In 1985 Dr Michael Palmiter, a high school teacher, first built a very innovative agent-based model called “Simulated Evolution” which he used for teaching the dynamics of evolution. In his model, students can see the visual effects of evolution as it proceeds right in front of their eyes. Using his schema, small linear changes in the agent’s genotype have an exponential effect on the agent’s phenotype. Natural selection therefore happens quickly and effectively. I have used his approach to managing the evolution of competing agents in a variety of models that I have used to study the fundamental dynamics of sustainable economic systems. For example, here is a brief list of some of my models that use “Palmiter Genes”:
- ModEco - Palmiter genes are used to encode negotiation strategies for setting prices;
- PSoup - Palmiter genes are used to control both motion and metabolic evolution;
- TpLab - Palmiter genes are used to study the evolution of belief systems;
- EffLab - Palmiter genes are used to study Jevon’s Paradox, EROI and other things.
EiLab - Model I - is a capital exchange model. That is a type of economic model used to study the dynamics of modern money which, strangely, is very similar to the dynamics of energetic systems. It is a variation on the BDY models first described in the paper by Dragulescu and Yakovenko, published in 2000, entitled “Statistical Mechanics of Money”. This model demonstrates the ability of capital exchange models to produce a distribution of wealth that does not have a preponderance of poor agents and a small number of exceedingly wealthy agents.

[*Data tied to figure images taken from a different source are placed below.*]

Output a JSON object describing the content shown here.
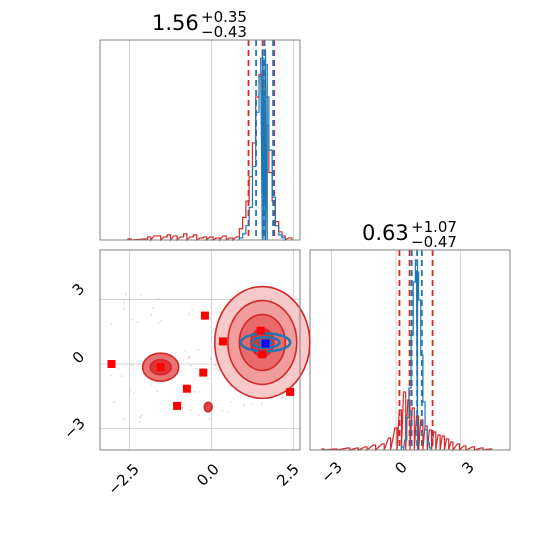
{
  "chart_data": [
    {
      "type": "histogram",
      "panel": "marginal-x",
      "title": {
        "value": "1.56",
        "plus": "+0.35",
        "minus": "−0.43"
      },
      "x_range": [
        -3.4,
        2.7
      ],
      "grid": true,
      "series": [
        {
          "color": "#d62728",
          "quantiles": [
            1.13,
            1.56,
            1.91
          ],
          "bins": [
            [
              -2.5,
              1
            ],
            [
              -2.0,
              1
            ],
            [
              -1.9,
              3
            ],
            [
              -1.7,
              4
            ],
            [
              -1.6,
              4
            ],
            [
              -1.4,
              3
            ],
            [
              -1.3,
              5
            ],
            [
              -1.1,
              4
            ],
            [
              -0.9,
              3
            ],
            [
              -0.8,
              6
            ],
            [
              -0.6,
              3
            ],
            [
              -0.5,
              5
            ],
            [
              -0.3,
              2
            ],
            [
              -0.2,
              3
            ],
            [
              0.0,
              3
            ],
            [
              0.2,
              2
            ],
            [
              0.4,
              4
            ],
            [
              0.6,
              2
            ],
            [
              0.8,
              3
            ],
            [
              0.9,
              11
            ],
            [
              1.0,
              22
            ],
            [
              1.1,
              38
            ],
            [
              1.2,
              62
            ],
            [
              1.3,
              95
            ],
            [
              1.4,
              140
            ],
            [
              1.5,
              162
            ],
            [
              1.6,
              150
            ],
            [
              1.7,
              112
            ],
            [
              1.8,
              66
            ],
            [
              1.9,
              38
            ],
            [
              2.0,
              18
            ],
            [
              2.1,
              8
            ],
            [
              2.2,
              4
            ],
            [
              2.4,
              2
            ]
          ]
        },
        {
          "color": "#1f77b4",
          "quantiles": [
            1.36,
            1.62,
            1.88
          ],
          "bins": [
            [
              0.9,
              2
            ],
            [
              1.0,
              6
            ],
            [
              1.1,
              14
            ],
            [
              1.2,
              32
            ],
            [
              1.3,
              72
            ],
            [
              1.4,
              125
            ],
            [
              1.5,
              160
            ],
            [
              1.55,
              178
            ],
            [
              1.6,
              186
            ],
            [
              1.65,
              172
            ],
            [
              1.7,
              140
            ],
            [
              1.8,
              88
            ],
            [
              1.9,
              42
            ],
            [
              2.0,
              14
            ],
            [
              2.1,
              5
            ],
            [
              2.2,
              2
            ]
          ]
        }
      ]
    },
    {
      "type": "histogram",
      "panel": "marginal-y",
      "title": {
        "value": "0.63",
        "plus": "+1.07",
        "minus": "−0.47"
      },
      "x_range": [
        -4.0,
        5.3
      ],
      "grid": true,
      "series": [
        {
          "color": "#d62728",
          "quantiles": [
            0.16,
            0.63,
            1.7
          ],
          "bins": [
            [
              -3.4,
              1
            ],
            [
              -2.8,
              1
            ],
            [
              -2.2,
              2
            ],
            [
              -1.8,
              2
            ],
            [
              -1.4,
              3
            ],
            [
              -1.0,
              5
            ],
            [
              -0.6,
              6
            ],
            [
              -0.3,
              12
            ],
            [
              0.0,
              22
            ],
            [
              0.2,
              40
            ],
            [
              0.4,
              58
            ],
            [
              0.6,
              50
            ],
            [
              0.8,
              42
            ],
            [
              1.0,
              34
            ],
            [
              1.2,
              30
            ],
            [
              1.4,
              24
            ],
            [
              1.6,
              20
            ],
            [
              1.8,
              18
            ],
            [
              2.0,
              15
            ],
            [
              2.2,
              14
            ],
            [
              2.4,
              11
            ],
            [
              2.6,
              8
            ],
            [
              2.9,
              6
            ],
            [
              3.2,
              4
            ],
            [
              3.6,
              3
            ],
            [
              4.0,
              2
            ],
            [
              4.4,
              1
            ]
          ]
        },
        {
          "color": "#1f77b4",
          "quantiles": [
            0.73,
            0.98,
            1.2
          ],
          "bins": [
            [
              0.3,
              3
            ],
            [
              0.45,
              10
            ],
            [
              0.55,
              32
            ],
            [
              0.65,
              62
            ],
            [
              0.75,
              115
            ],
            [
              0.85,
              168
            ],
            [
              0.95,
              190
            ],
            [
              1.0,
              178
            ],
            [
              1.1,
              150
            ],
            [
              1.2,
              95
            ],
            [
              1.3,
              48
            ],
            [
              1.4,
              20
            ],
            [
              1.5,
              7
            ],
            [
              1.6,
              2
            ]
          ]
        }
      ]
    },
    {
      "type": "scatter",
      "panel": "joint",
      "x_range": [
        -3.4,
        2.7
      ],
      "y_range": [
        -4.0,
        5.3
      ],
      "x_ticks": [
        "−2.5",
        "0.0",
        "2.5"
      ],
      "y_ticks": [
        "3",
        "0",
        "−3"
      ],
      "x_ticks_bottom_right": [
        "−3",
        "0",
        "3"
      ],
      "grid": true,
      "contours": [
        {
          "color": "#d62728",
          "center": [
            1.55,
            1.0
          ],
          "rx": [
            1.45,
            1.05,
            0.7,
            0.35
          ],
          "ry": [
            2.6,
            1.95,
            1.3,
            0.65
          ]
        },
        {
          "color": "#d62728",
          "center": [
            -1.55,
            -0.15
          ],
          "rx": [
            0.55,
            0.32
          ],
          "ry": [
            0.65,
            0.35
          ]
        },
        {
          "color": "#d62728",
          "center": [
            -0.1,
            -2.0
          ],
          "rx": [
            0.12
          ],
          "ry": [
            0.22
          ]
        },
        {
          "color": "#1f77b4",
          "center": [
            1.65,
            1.0
          ],
          "rx": [
            0.75,
            0.42,
            0.18
          ],
          "ry": [
            0.42,
            0.25,
            0.1
          ]
        }
      ],
      "markers": [
        {
          "color": "#ff0000",
          "points": [
            [
              -3.05,
              0.0
            ],
            [
              -1.55,
              -0.15
            ],
            [
              -0.75,
              -1.15
            ],
            [
              -1.05,
              -1.95
            ],
            [
              -0.25,
              -0.4
            ],
            [
              -0.2,
              2.25
            ],
            [
              0.35,
              1.05
            ],
            [
              1.5,
              1.55
            ],
            [
              1.55,
              0.45
            ],
            [
              2.4,
              -1.3
            ]
          ]
        },
        {
          "color": "#0000ff",
          "points": [
            [
              1.65,
              0.95
            ]
          ]
        }
      ]
    }
  ]
}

This is a re-implementation of a model first built in the C++ application called Entropic Index Laboratory, or EiLab. The first eight models in that application were labeled A through H, and are the BDY models. The BDY models all have a single constraint - a limit on how poor agents can be. That is to say that the wealth distribution is bounded on the left. This ninth model is a variation on the BDY models that has an added constraint that limits how wealthy an agent can be? It is bounded on both the left and right.
EiLab demonstrates the inevitable role of entropy in such capital exchange models, and can be used to examine the connections between changing entropy and changes in wealth distributions at a very minute level.